Uljas PULKKIS (b. 1975)
On the Crest of Waves (2003) [17:58]
Tales of Joy, Passion and Love (2005/2010)a [33:25]
Vernal Bloom (2008) [9:12]
Kari Kriikku (clarinet)a; Gabriel Suovanen (baritone)a;
Tampere Philharmonic Orchestra/Hannu Lintu
rec. Tampere Hall, Finland, 1-2 June 2010 (On the Crest of Waves, Vernal Bloom); 7 January 2011 (Tales of Joy, Passion and Love)
ONDINE ODE 1176-2 [62:37]
Although still under forty Uljas Pulkkis already has a substantial and varied output to his credit and has been awarded a number of prizes. He received the First Prize of the 1999 Queen Elisabeth Composition Competition for his work for piano and orchestra The Tears of Ludovico and this brought him some international recognition. His concerto Enchanted Garden (2000) was awarded the first prize at the 2001 UNESCO International Rostrum of Composers.
A few years ago I reviewed a disc entirely devoted to his orchestral music (BIS-SACD-1339) which shed some light on his achievement so far. Now here is another disc devoted to some of his most recent works of which On the Crest of Waves composed in 2003 is the earliest. Although subtitled “Seven fantasies for symphony orchestra”, the piece is really one large-scale tone poem. It depicts the sea’s various moods in much the same way as some celebrated models such as Debussy’s La Mer or Bridge’s The Sea. Its seven linked movements draw a beautiful, colourful seascape in which Pulkkis’s orchestral flair is much to the fore.
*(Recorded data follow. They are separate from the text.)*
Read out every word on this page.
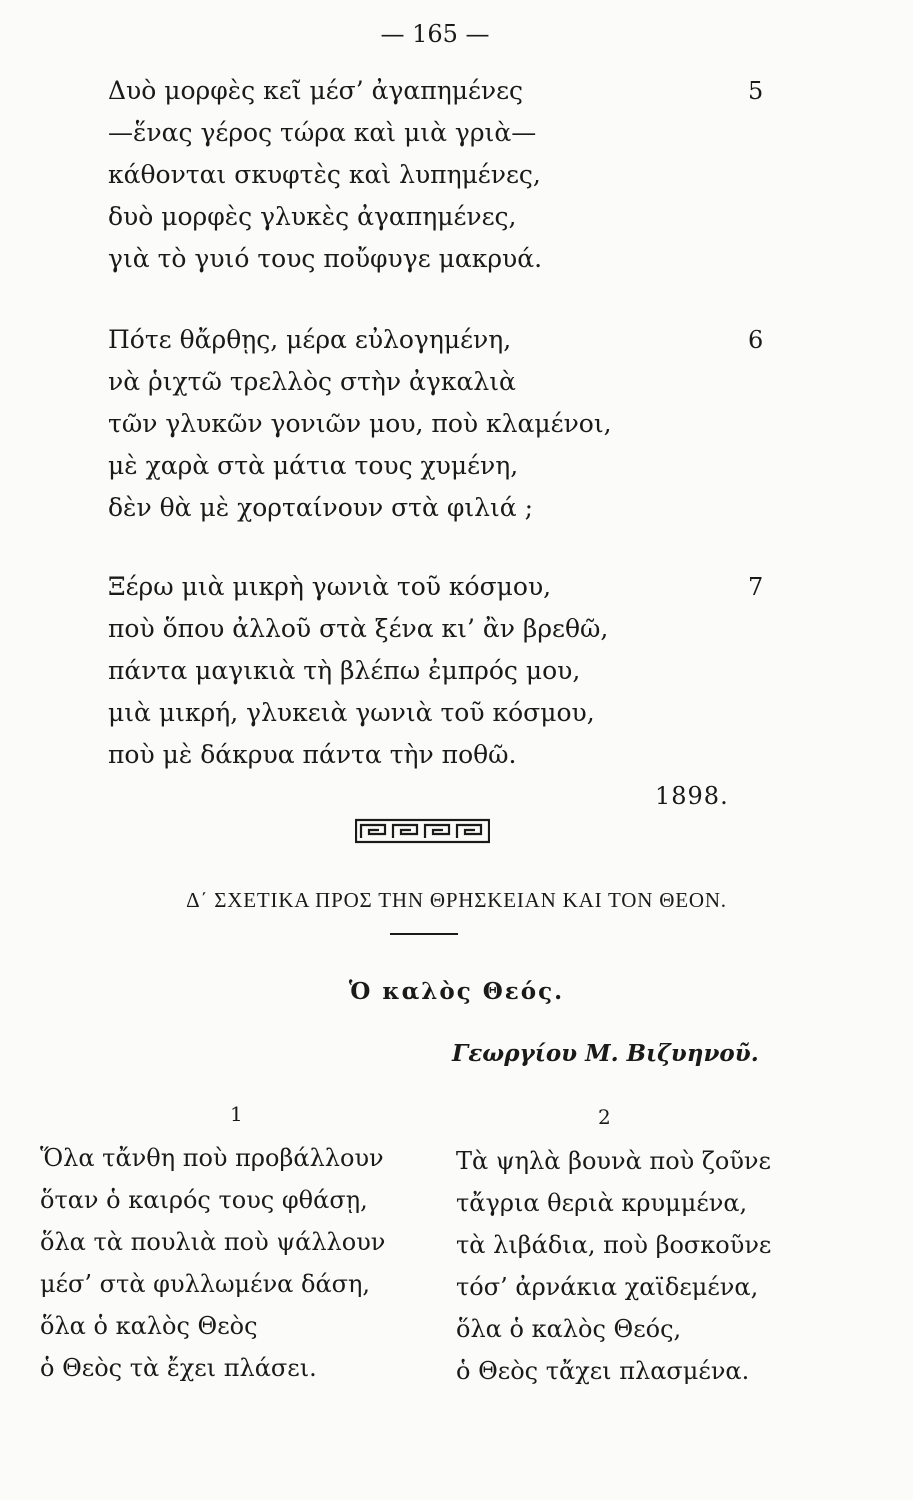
— 165 —
Δυὸ μορφὲς κεῖ μέσ’ ἀγαπημένες
—ἕνας γέρος τώρα καὶ μιὰ γριὰ—
κάθονται σκυφτὲς καὶ λυπημένες,
δυὸ μορφὲς γλυκὲς ἀγαπημένες,
γιὰ τὸ γυιό τους ποὔφυγε μακρυά.
5
Πότε θἄρθῃς, μέρα εὐλογημένη,
νὰ ῥιχτῶ τρελλὸς στὴν ἀγκαλιὰ
τῶν γλυκῶν γονιῶν μου, ποὺ κλαμένοι,
μὲ χαρὰ στὰ μάτια τους χυμένη,
δὲν θὰ μὲ χορταίνουν στὰ φιλιά ;
6
Ξέρω μιὰ μικρὴ γωνιὰ τοῦ κόσμου,
ποὺ ὅπου ἀλλοῦ στὰ ξένα κι’ ἂν βρεθῶ,
πάντα μαγικιὰ τὴ βλέπω ἐμπρός μου,
μιὰ μικρή, γλυκειὰ γωνιὰ τοῦ κόσμου,
ποὺ μὲ δάκρυα πάντα τὴν ποθῶ.
7
1898.
Δ΄ ΣΧΕΤΙΚΑ ΠΡΟΣ ΤΗΝ ΘΡΗΣΚΕΙΑΝ ΚΑΙ ΤΟΝ ΘΕΟΝ.
Ὁ καλὸς Θεός.
Γεωργίου Μ. Βιζυηνοῦ.
1	2
Ὅλα τἄνθη ποὺ προβάλλουν
ὅταν ὁ καιρός τους φθάσῃ,
ὅλα τὰ πουλιὰ ποὺ ψάλλουν
μέσ’ στὰ φυλλωμένα δάση,
ὅλα ὁ καλὸς Θεὸς
ὁ Θεὸς τὰ ἔχει πλάσει.
Τὰ ψηλὰ βουνὰ ποὺ ζοῦνε
τἄγρια θεριὰ κρυμμένα,
τὰ λιβάδια, ποὺ βοσκοῦνε
τόσ’ ἀρνάκια χαϊδεμένα,
ὅλα ὁ καλὸς Θεός,
ὁ Θεὸς τἄχει πλασμένα.
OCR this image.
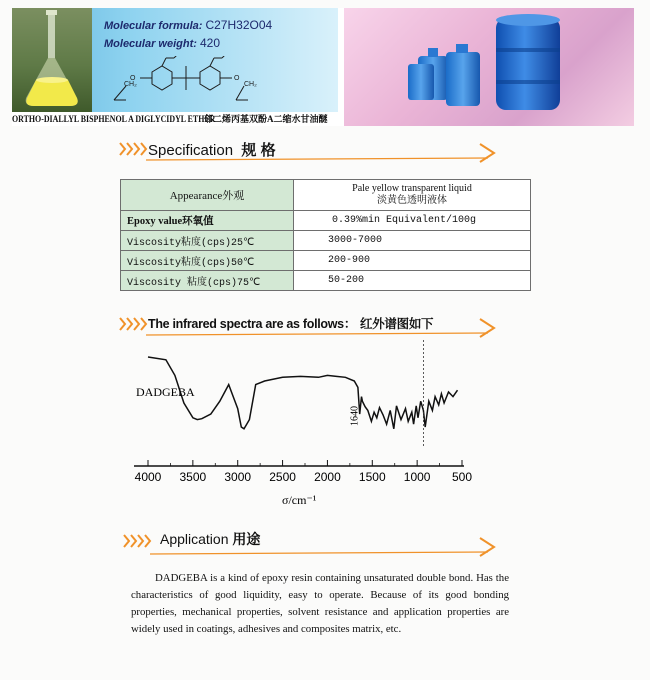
Molecular formula: C27H32O04
Molecular weight: 420
O	O
CH₂	CH₂
ORTHO-DIALLYL BISPHENOL A DIGLYCIDYL ETHER
邻二烯丙基双酚A二缩水甘油醚
Specification 规 格
Appearance外观	Pale yellow transparent liquid
淡黄色透明液体

Epoxy value环氧值	0.39%min Equivalent/100g
Viscosity粘度(cps)25℃	3000-7000
Viscosity粘度(cps)50℃	200-900
Viscosity 粘度(cps)75℃	50-200
The infrared spectra are as follows： 红外谱图如下
DADGEBA
1640
4000 3500 3000 2500 2000 1500 1000 500
σ/cm⁻¹
Application 用途

DADGEBA is a kind of epoxy resin containing unsaturated double bond. Has the characteristics of good liquidity, easy to operate. Because of its good bonding properties, mechanical properties, solvent resistance and application properties are widely used in coatings, adhesives and composites matrix, etc.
His clarinet concerto Tales of Joy, Passion and Love was written for and dedicated to Kari Kriikku. The title of each of the three movements speaks for itself and so does the music. The first two movements share some thematic material. The first movement, Tales of Joy is mostly lively and rhythmically alert. The music may at times bring John Adams to mind without ever mimicking it. The movement ends unresolved and quietly bridges into the second movement Tales of Passion in which the soloist is joined first by the orchestral clarinets and later by a string quartet. The music here is mostly meditative although it has its more impassioned episodes – appropriately so, I would say. The third movement Tales of Love is somewhat unusual and seems to have been composed some time earlier than the first two movements of the concerto. It is a setting for baritone and clarinet of a text by Thomas Moore (1779–1852). “I had to have a singer. This movement is an aria, and it’s better understood as such if there is a singer actually there.”
Vernal Bloom was written to a commission from the Young Euro Classics Festival for a Finnish youth orchestra Vivo to which it is dedicated. Unlike the other works this one has no particular programme attached to the music. “It simply refers to the fact that it was spring and our first child had just been born.” This is thus a short, extrovert, unproblematic and quite attractive work that – rather inexplicably – ends unresolved; clearly a miscalculation on the composer’s part.
Pulkkis’s music is superbly crafted and marvellously scored. Here is a composer who really loves writing for large orchestral forces. The music often brings older composers to mind such as Debussy, Ravel and even Respighi. These performances and recordings do full justice to such lushly scored works. While reviewing the BIS disc I concluded with the following words. “These works leave me with some unanswered question: is a personal voice at work in these imposing scores?” Listening to the present three works I still do not have the answer to that question. This, however, may be a matter of personal taste but I found the music really well made and attractive. This is a fine release that should appeal to all with a liking for Debussy and Ravel.
Splendid performances in magnificent a recording of this attractive music.